惨敗でも完敗でもないのだからまだいいのかもしれない。
ポイントは大分減ったが、まぁ別に命の危険があるわけではないのでいいだろう。
感を取り戻すには太刀川は贅沢な相手だ。
そこだけは認めている。
ただ、負けるとムカつくだけで。
そんな事をぼんやり思っていると太刀川から抗議の声があがった。
『お前、俺に対して冷たくね?』
「今更じゃない」
即答だった。
建前でもそんなことないわよと普通は言うだろうが、
桜花はおかまいなしだ。
太刀川もひでーとは言いつつも大体皆にこういう扱いをされているので慣れている。
…それもどうかという話だが。
桜花は試合を続行するか否か選択するためにモニター前に行く。
「何アンタ、優しくして欲しいの?」
『いーや。俺は熱いヤツやりたい。
この間お前、迅とやってただろ?アレ。ああいうのがいい』
確かに遠征から戻ってきたその日桜花は迅と個人戦をした。
なんだか昔の記憶みたいに桜花の中では終わってしまった事なのだが、
実際あれから三週間は経っている。
懐かしいという桜花の感覚とは違い、
太刀川は昨日の出来事のように捉えているようで目を閉じただけでも思い出せるらしい。
もう戦いたくて戦いたくてしょうがないのだ。
桜花と迅がランク戦をしてから約一週間は桜花が報告書の提出や嵐山隊に同行していたため太刀川とは剣を交えてはいない。
次の一週間は遠征で持ち帰ったトリガーを元にエンジニアのトリガー実験に借り出され、
その次の一週間は太刀川が大学のレポートを貯め込んでいる関係で、
風間をはじめとする大学生組が替わり替わりに太刀川を監視していた。
…思い出すと確かにご無沙汰だった。
迅が言っていた捕まるとずっとランク戦に付き合わされるという未来は、
時間遅れでやってきたという事だろう。
避けたつもりで避けられなかった運命という奴だった。
『大体、なんで二人であんな楽しそうにやってるんだよ。
ズリィだろ』
「は?ちゃんと見てた?真剣そのものだったでしょ」
『それがいいんだろ?
迅もランク戦らしくない動きしてたし、これって贔屓だよな?』
「…アンタ、迅に相手して欲しいだけじゃない。
なら迅に相手を頼めばいいでしょうが!」
『そうだけどなー…迅は今暗躍中だからな』
「何それ?」
素で聞き返した桜花に太刀川は意外そうな顔をした。
『あれーお前、迅と悪巧みしてたんじゃないのかよ』
「してないわよ。
何で一セットにされてるの」
『お?だって明星が遠征行ったの迅の後押しがあったからって聞いたぞ』
「…初耳なんだけど」
『あれ、もしかして言っちゃいけなかったやつか?』
少しまずそうに言うが、もう後の祭りだ。
太刀川も言ってしまったから仕方がないと開き直ってはははーと笑って誤魔化した。
既に終わってしまっている事ではあるが、
確かに前回の遠征選抜メンバーには桜花も疑問に思う事はあった。
通例のA級部隊は分かる。
今回の例外はB級上位の部隊が参加した事だ。
三雲隊が参加するには、
戦闘レベル…というか、考え方が甘い。
そして、それ以上に桜花が遠征メンバーに組み込まれた事、事態が少しおかしいとも感じていた。

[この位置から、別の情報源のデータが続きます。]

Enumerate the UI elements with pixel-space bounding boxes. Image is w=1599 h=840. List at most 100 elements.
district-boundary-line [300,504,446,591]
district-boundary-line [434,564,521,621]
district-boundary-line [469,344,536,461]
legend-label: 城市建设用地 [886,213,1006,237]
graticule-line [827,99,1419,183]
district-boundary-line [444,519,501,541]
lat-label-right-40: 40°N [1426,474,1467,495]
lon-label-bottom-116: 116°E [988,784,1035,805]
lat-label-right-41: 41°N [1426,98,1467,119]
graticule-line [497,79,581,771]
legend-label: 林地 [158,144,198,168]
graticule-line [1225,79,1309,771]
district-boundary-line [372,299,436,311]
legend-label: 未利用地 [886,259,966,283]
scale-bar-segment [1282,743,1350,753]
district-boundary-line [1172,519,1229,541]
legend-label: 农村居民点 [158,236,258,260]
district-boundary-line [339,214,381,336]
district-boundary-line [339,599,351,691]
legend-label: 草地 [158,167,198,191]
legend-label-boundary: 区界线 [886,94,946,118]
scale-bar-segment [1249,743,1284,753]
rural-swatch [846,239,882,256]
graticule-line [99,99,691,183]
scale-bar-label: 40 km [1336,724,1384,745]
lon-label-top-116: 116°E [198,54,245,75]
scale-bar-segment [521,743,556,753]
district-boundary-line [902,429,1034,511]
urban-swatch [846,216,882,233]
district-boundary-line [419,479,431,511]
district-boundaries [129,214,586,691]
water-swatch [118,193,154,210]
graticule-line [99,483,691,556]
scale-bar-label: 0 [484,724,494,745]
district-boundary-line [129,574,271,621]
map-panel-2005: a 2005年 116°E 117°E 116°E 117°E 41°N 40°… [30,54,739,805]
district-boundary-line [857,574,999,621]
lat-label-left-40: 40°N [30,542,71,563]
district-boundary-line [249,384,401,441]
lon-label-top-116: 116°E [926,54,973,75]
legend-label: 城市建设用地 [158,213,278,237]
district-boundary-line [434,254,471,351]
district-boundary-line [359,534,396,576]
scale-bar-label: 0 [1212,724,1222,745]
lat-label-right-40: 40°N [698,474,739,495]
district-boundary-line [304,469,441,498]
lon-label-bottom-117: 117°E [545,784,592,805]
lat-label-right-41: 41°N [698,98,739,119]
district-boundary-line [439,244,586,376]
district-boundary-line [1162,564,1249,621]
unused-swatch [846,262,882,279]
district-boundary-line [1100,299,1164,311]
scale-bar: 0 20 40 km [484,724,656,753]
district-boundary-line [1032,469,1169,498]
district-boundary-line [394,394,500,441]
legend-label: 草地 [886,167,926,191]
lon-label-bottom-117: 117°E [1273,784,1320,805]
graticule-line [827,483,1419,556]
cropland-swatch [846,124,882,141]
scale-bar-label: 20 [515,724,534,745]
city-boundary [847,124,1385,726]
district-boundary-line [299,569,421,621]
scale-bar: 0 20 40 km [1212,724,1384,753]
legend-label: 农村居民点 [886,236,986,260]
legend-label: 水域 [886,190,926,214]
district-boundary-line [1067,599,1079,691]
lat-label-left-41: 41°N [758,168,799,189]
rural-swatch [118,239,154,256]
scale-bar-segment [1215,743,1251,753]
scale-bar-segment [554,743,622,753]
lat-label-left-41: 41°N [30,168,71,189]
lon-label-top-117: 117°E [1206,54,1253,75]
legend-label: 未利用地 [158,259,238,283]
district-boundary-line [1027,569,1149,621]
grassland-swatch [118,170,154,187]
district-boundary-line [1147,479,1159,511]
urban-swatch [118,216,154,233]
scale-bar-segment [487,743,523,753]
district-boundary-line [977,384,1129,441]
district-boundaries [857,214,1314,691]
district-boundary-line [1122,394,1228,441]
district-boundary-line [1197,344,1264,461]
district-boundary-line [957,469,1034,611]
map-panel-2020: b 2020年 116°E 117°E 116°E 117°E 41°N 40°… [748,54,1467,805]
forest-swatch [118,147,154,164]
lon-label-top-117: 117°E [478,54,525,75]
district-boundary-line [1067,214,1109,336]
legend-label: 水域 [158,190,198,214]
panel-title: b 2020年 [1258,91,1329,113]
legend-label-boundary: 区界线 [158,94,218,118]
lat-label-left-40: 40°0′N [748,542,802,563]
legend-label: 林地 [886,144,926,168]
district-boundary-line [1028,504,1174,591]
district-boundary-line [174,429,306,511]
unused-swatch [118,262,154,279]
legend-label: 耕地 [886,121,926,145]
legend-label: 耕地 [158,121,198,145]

遠征選抜である桜花が玉狛第二に入れられて演習があった時にも感じていた。
しかし迅が桜花に未来を告げに来たのは遠征選抜メンバーに確定してからであり、
無茶はするなという事だけだ。
帰ってきて迅に問いただしたが、
麟児と桜花の間に何があったかは視えていなかったようだった。
他にも何か…特に生死に関わりそうな重要な事が視えた素振りはなかった。
「因みに私を入れ込んだ理由は?」
『ん、オレが知ってると思うか?』
「何よ、ただの役立たずじゃない!妙な情報吹き込まないでよ」
『いやいや吹き込んでないぞ。
明星が行った方がトリガー持ち帰り本数が多いとかじゃねぇの?
ま、やたら三雲のチーム行かせたがってた気はするな』
「それ、私をただのお守りにしたかっただけって事?
冗談じゃないんだけど」
…とは言いつつ、お守りなんて全くしていない桜花である。
寧ろ好き放題に動き回って迷惑を掛けた側だった。
彼女の報告書も、
今後の遠征で参考になるかといえば少し特殊なため、
マニュアルには追加できそうにもなかった。
真似をされて自ら危険な行動をする隊員を出さないようにするため、
閲覧制限がついたくらいだ。
…メリット、デメリットどちらもあるが、
彼女が近界に行った時の仕事っぷりを知る事ができただけでも、
ボーダーとしては得るものがあっただろう。
「それで、私が迅と企んでる事にされてるのは何で?」
『だから遠征から帰ってきて迅とランク戦しただろ』
まさか、それだけが理由ではないわよねと桜花が睨む。
太刀川はうーんと唸っているので考えているのだろう。
もう付き合ってられないと試合の終了ボタンを押そうとする。
『お前、あれから動きが変わった』
「…は?」
『っていうより悪くなった感じか?
いつもより反応が遅いし…手抜きしてんじゃねぇの?』
「…………」
桜花の手が止まった。
太刀川の言葉に桜花の背中は何かひやっとしたものを感じた。
腕を磨くための訓練で動きが悪くなったと言われるのは腹立たしいものだ。
いつもなら悔しくて仕方がない桜花も心当たりはあるので複雑だった。
問い詰められるかと身構えたが、
太刀川の話題は桜花から迅の方へいく。
『迅は最近外回りばかりだし、近々何かあるって事だろ?』
「…それは知らないけど」
『タイミング的に何かあると思うだろ?』
「思わないわよ、しかもただのこじつけじゃない」
『オレのサイドエフェクトがそう言っている』
最後の言葉で確定した。
所謂、太刀川のただの勘だった。
太刀川の言葉を聞いて、
もう相手にしてやるかと桜花は問答無用で終了ボタンを押して部屋を出た。
「加古さんのとこの動きすぎじゃない?」
夜…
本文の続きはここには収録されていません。